First, the group system. Beginning with the class entering in 1894, the freshmen are distributed into three sections, the first requiring both Greek and Latin; the second, allowing the replacing of one of these languages by a modern language; the third, omitting the ancient languages altogether, and laying emphasis on preparation in science and the modern languages.

At the beginning of the sophomore year the students must enter one of the ten parallel groups arranged for the last three years of undergraduate study. They are numbered and named as follows:

I. Classical.

II. Modern language.
III. Semitic.

IV. English-classical.

V. Historical-political.

VI. Philosophical-historical.
VII. Chemical-biological.
VIII. Physical-chemical.
IX. Mathematical-physical.
X. Civil engineering.

A group once elected, the student's subjects are prescribed for at least two-thirds of his time during both the sophomore and junior years. The group system is thus sharply differentiated from the elective system; at the same time it differs greatly from the old system in allowing the student to specialize in a very considerable degree during his last three college years. This opportunity of specialization is still further enlarged for students of exceptional attainments and mature age, by allowing them to substitute for the work of the senior year, except three hours each week, the first year's work of the University Law School, the University Medical College, or the University School of Pedagogy.

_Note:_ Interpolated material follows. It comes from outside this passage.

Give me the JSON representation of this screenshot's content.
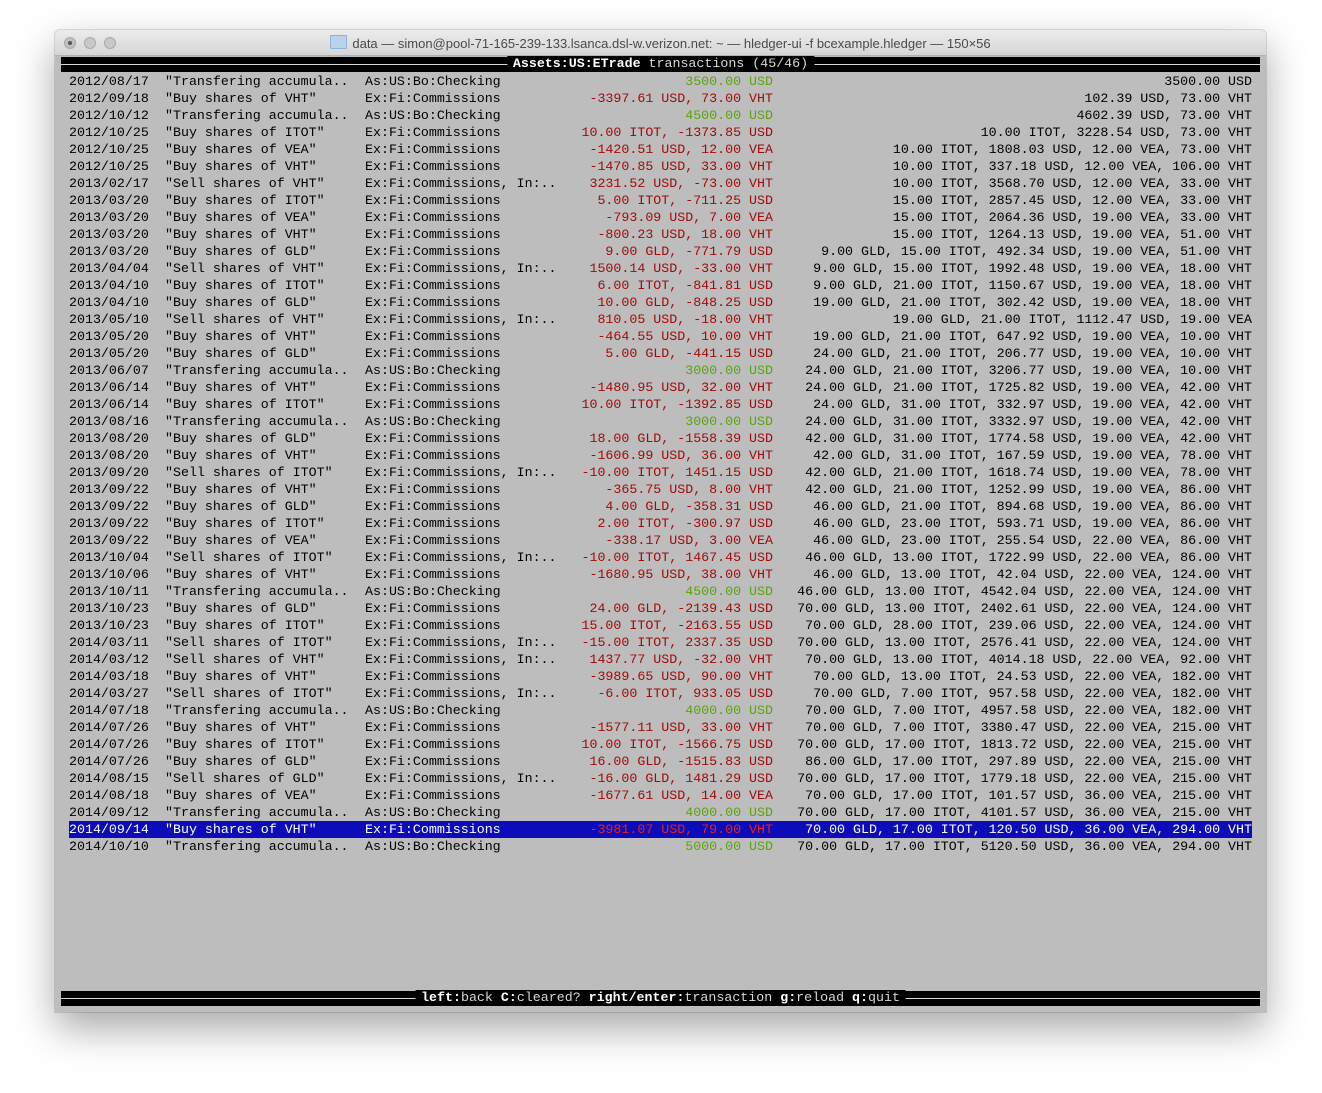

After three years' trial, the group system proves successful. But the result of the opportunity given strong men for shortening their college course by combining with the senior year the first year of professional study can not be satisfactorily known for several years to

come.

The University College has as its dean, Henry M. Baird, D. D., LL. D., the senior professor of the university.

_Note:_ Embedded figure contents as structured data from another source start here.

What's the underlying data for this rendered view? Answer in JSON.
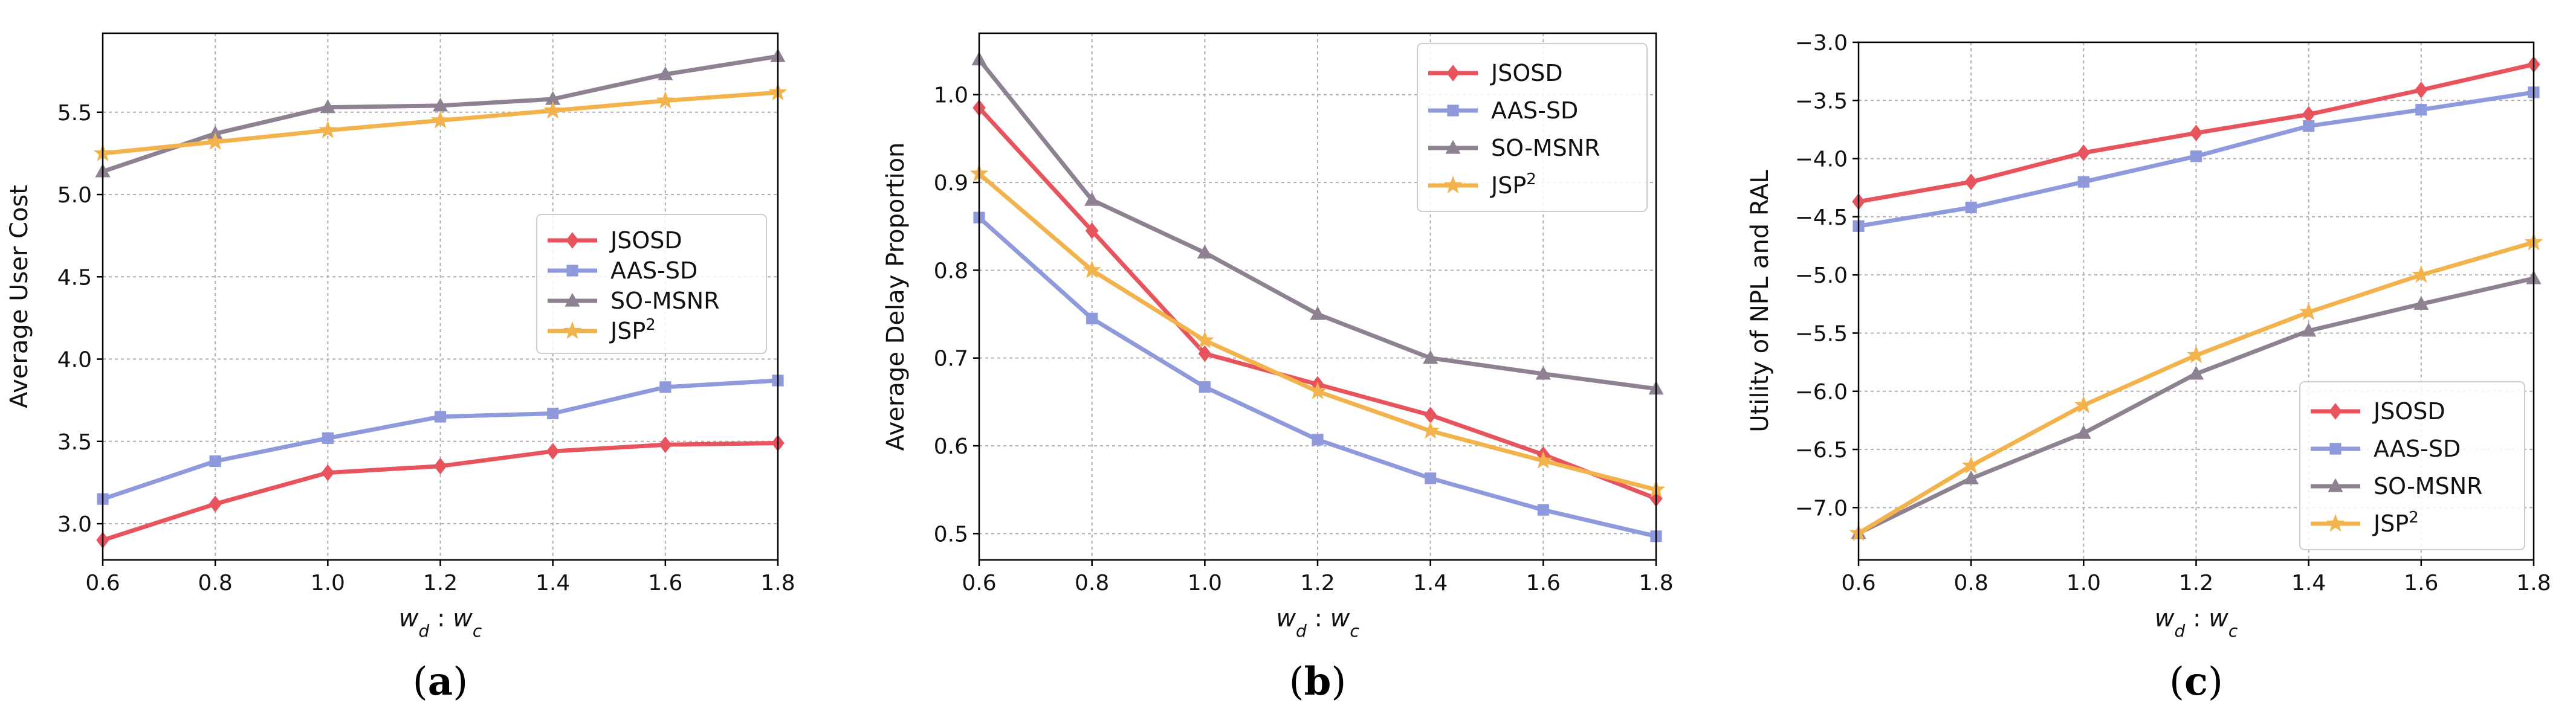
{
  "chart_data": [
    {
      "type": "line",
      "caption": "(a)",
      "xlabel": "w_d : w_c",
      "ylabel": "Average User Cost",
      "x": [
        0.6,
        0.8,
        1.0,
        1.2,
        1.4,
        1.6,
        1.8
      ],
      "xticks": [
        "0.6",
        "0.8",
        "1.0",
        "1.2",
        "1.4",
        "1.6",
        "1.8"
      ],
      "xlim": [
        0.6,
        1.8
      ],
      "ylim": [
        2.78,
        5.98
      ],
      "yticks": [
        "3.0",
        "3.5",
        "4.0",
        "4.5",
        "5.0",
        "5.5"
      ],
      "ytick_values": [
        3.0,
        3.5,
        4.0,
        4.5,
        5.0,
        5.5
      ],
      "grid": true,
      "legend_position": "center-right",
      "series": [
        {
          "name": "JSOSD",
          "values": [
            2.9,
            3.12,
            3.31,
            3.35,
            3.44,
            3.48,
            3.49
          ]
        },
        {
          "name": "AAS-SD",
          "values": [
            3.15,
            3.38,
            3.52,
            3.65,
            3.67,
            3.83,
            3.87
          ]
        },
        {
          "name": "SO-MSNR",
          "values": [
            5.14,
            5.37,
            5.53,
            5.54,
            5.58,
            5.73,
            5.84
          ]
        },
        {
          "name": "JSP",
          "name_sup": "2",
          "values": [
            5.25,
            5.32,
            5.39,
            5.45,
            5.51,
            5.57,
            5.62
          ]
        }
      ]
    },
    {
      "type": "line",
      "caption": "(b)",
      "xlabel": "w_d : w_c",
      "ylabel": "Average Delay Proportion",
      "x": [
        0.6,
        0.8,
        1.0,
        1.2,
        1.4,
        1.6,
        1.8
      ],
      "xticks": [
        "0.6",
        "0.8",
        "1.0",
        "1.2",
        "1.4",
        "1.6",
        "1.8"
      ],
      "xlim": [
        0.6,
        1.8
      ],
      "ylim": [
        0.47,
        1.07
      ],
      "yticks": [
        "0.5",
        "0.6",
        "0.7",
        "0.8",
        "0.9",
        "1.0"
      ],
      "ytick_values": [
        0.5,
        0.6,
        0.7,
        0.8,
        0.9,
        1.0
      ],
      "grid": true,
      "legend_position": "top-right",
      "series": [
        {
          "name": "JSOSD",
          "values": [
            0.985,
            0.845,
            0.705,
            0.67,
            0.635,
            0.59,
            0.54
          ]
        },
        {
          "name": "AAS-SD",
          "values": [
            0.86,
            0.745,
            0.667,
            0.607,
            0.563,
            0.527,
            0.497
          ]
        },
        {
          "name": "SO-MSNR",
          "values": [
            1.04,
            0.88,
            0.82,
            0.75,
            0.7,
            0.682,
            0.665
          ]
        },
        {
          "name": "JSP",
          "name_sup": "2",
          "values": [
            0.91,
            0.8,
            0.72,
            0.662,
            0.617,
            0.583,
            0.55
          ]
        }
      ]
    },
    {
      "type": "line",
      "caption": "(c)",
      "xlabel": "w_d : w_c",
      "ylabel": "Utility of NPL and RAL",
      "x": [
        0.6,
        0.8,
        1.0,
        1.2,
        1.4,
        1.6,
        1.8
      ],
      "xticks": [
        "0.6",
        "0.8",
        "1.0",
        "1.2",
        "1.4",
        "1.6",
        "1.8"
      ],
      "xlim": [
        0.6,
        1.8
      ],
      "ylim": [
        -7.45,
        -3.0
      ],
      "yticks": [
        "−3.0",
        "−3.5",
        "−4.0",
        "−4.5",
        "−5.0",
        "−5.5",
        "−6.0",
        "−6.5",
        "−7.0"
      ],
      "ytick_values": [
        -3.0,
        -3.5,
        -4.0,
        -4.5,
        -5.0,
        -5.5,
        -6.0,
        -6.5,
        -7.0
      ],
      "grid": true,
      "legend_position": "bottom-right",
      "series": [
        {
          "name": "JSOSD",
          "values": [
            -4.37,
            -4.2,
            -3.95,
            -3.78,
            -3.62,
            -3.41,
            -3.19
          ]
        },
        {
          "name": "AAS-SD",
          "values": [
            -4.58,
            -4.42,
            -4.2,
            -3.98,
            -3.72,
            -3.58,
            -3.43
          ]
        },
        {
          "name": "SO-MSNR",
          "values": [
            -7.22,
            -6.75,
            -6.36,
            -5.85,
            -5.48,
            -5.25,
            -5.03
          ]
        },
        {
          "name": "JSP",
          "name_sup": "2",
          "values": [
            -7.22,
            -6.64,
            -6.12,
            -5.69,
            -5.32,
            -5.0,
            -4.72
          ]
        }
      ]
    }
  ],
  "style": {
    "colors": [
      "#E8545E",
      "#8E9ADB",
      "#8D8192",
      "#F2B24C"
    ],
    "markers": [
      "diamond",
      "square",
      "triangle",
      "star"
    ],
    "grid_color": "#b0b0b0"
  }
}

The University Graduate School, which at first was presided over by the chancellor, now has as dean, John Dyneley Prince, Ph. D. The candidate for a doctor's degree is required to choose a major subject in which he must take three courses, each running throughout an entire year, and all of them in the same department. The three minor courses may, one of them, be in the same department with the major; another must be in the same group.1 A written examination is required in each course; besides these there is a final oral examination and a thesis demanded for the doctorate. The University Graduate School has attained success beyond the expectation of the faculty. This success is due in part to its being in the midst of a great com

1 For the purposes of graduate study, the entire field of learning is divided into three groups, namely, Language and literature, Philosophy and history, and the Exact and descriptive sciences.